Verdict: I won’t lie: nostalgia plays a huge role in why I continue to hold Netflix. It was one of my first purchases and has been one of my biggest winners. I almost feel a sense of loyalty to the company. That’s not the only reason I hold it, but I would be lying if I said it didn’t play a role. I could see myself selling some more in the future, but it’s hard for me to imagine ever selling all of my shares.

Square (SQ) – Now: $110 billion – Then: $220 to $330 billion

Like NovoCure, the market cap of Square surprised me a bit. When I first purchased shares in 2018 at $58 a share, the market cap was around $20 billion.

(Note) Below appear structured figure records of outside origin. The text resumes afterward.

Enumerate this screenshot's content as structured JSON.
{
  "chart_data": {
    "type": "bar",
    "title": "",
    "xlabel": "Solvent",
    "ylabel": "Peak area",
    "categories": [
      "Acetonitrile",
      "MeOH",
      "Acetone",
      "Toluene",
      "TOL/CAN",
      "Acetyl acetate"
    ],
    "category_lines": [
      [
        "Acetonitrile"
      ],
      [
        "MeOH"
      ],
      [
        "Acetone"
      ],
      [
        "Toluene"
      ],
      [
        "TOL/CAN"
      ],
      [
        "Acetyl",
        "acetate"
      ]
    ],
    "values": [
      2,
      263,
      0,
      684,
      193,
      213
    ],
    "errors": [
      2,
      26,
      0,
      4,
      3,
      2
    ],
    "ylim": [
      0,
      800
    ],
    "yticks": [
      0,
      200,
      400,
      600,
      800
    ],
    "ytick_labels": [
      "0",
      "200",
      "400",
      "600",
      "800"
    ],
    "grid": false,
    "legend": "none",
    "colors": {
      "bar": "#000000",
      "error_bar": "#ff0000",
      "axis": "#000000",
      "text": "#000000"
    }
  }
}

My hope then was that Square could grow beyond just being the little dongle for swiping cards for small and mid-sized businesses and could become a major player in digital payments with the Cash App and move into many banking services as well. The former seems to have arrived and the latter looks to be getting closer. Even though Square has grown a ton, I still feel like there’s decent upside left. PayPal, Visa, and Mastercard have market caps between $300 and $500 billion and if bitcoin continues to show strength, there’s no reason why Square can’t double or triple from here.

Verdict: This is one I will be keeping a close eye on. It feels like Square has a lot of potentially huge catalysts (Cash App moving into banking services, bitcoin, NFTs through Tidal) and I do think Dorsey is brilliant, but he’s also eccentric and undeniably distracted. If some of those moonshots look like they’re not panning out or taking longer than expected, I might consider trimming my position some.

Transactions

Sold some Disney (DIS): As mentioned earlier, there’s been a ton of volatility recently and a lot of my positions have seen some pretty massive haircuts. I always remain fully invested and don’t keep cash around, so if I want to “buy on the dip” I need to sell something else first. Because Disney has held up fairly well during this volatility, I decided to trim some so that I had cash to deploy elsewhere.

Bought more Fiverr (FVRR) and FuboTV (FUBO): I’ve made no secret how much I have been loving Fiverr lately and so when it dropped nearly 40% recently I took the opportunity to add more shares. FuboTV was a smaller position that saw a move that was almost as big so I decided to add a bit to FUBO as well.

Your Thoughts

What do you think? Am I too pessimistic on the above companies? Or is a potential double or triple still too optimistic? Please let me know in the comments if you agree or disagree and, more importantly, why. Thanks!

5 thoughts on “Estimating Upside: Part 1 – The Slow Growers

  1. I think you are a spot on Paul. I think if all companies mentioned report in line guidance (which I think they will) they could still double from here. For them to triple it would either require beats and raises or a lot of time. Which could hurt CAGR and present better opportunities elsewhere. I own or like most of the companies mentioned above with the exception of $FUBO. Entirely possible you see value that I just can’t wrap my head around, but for me it’s a hard pass. Thanks for the valuable incite Paul!

    1. Thanks for your thoughts! I fully believe a lot of these will fall short of the double or triple, but I would be a little surprised if all fell short. I understand FUBO being a hard pass. It’s a very high risk / high reward position for me. I think it could be a long term winner, but there’s definitely a chance it is a big loser. Still a very small position for me.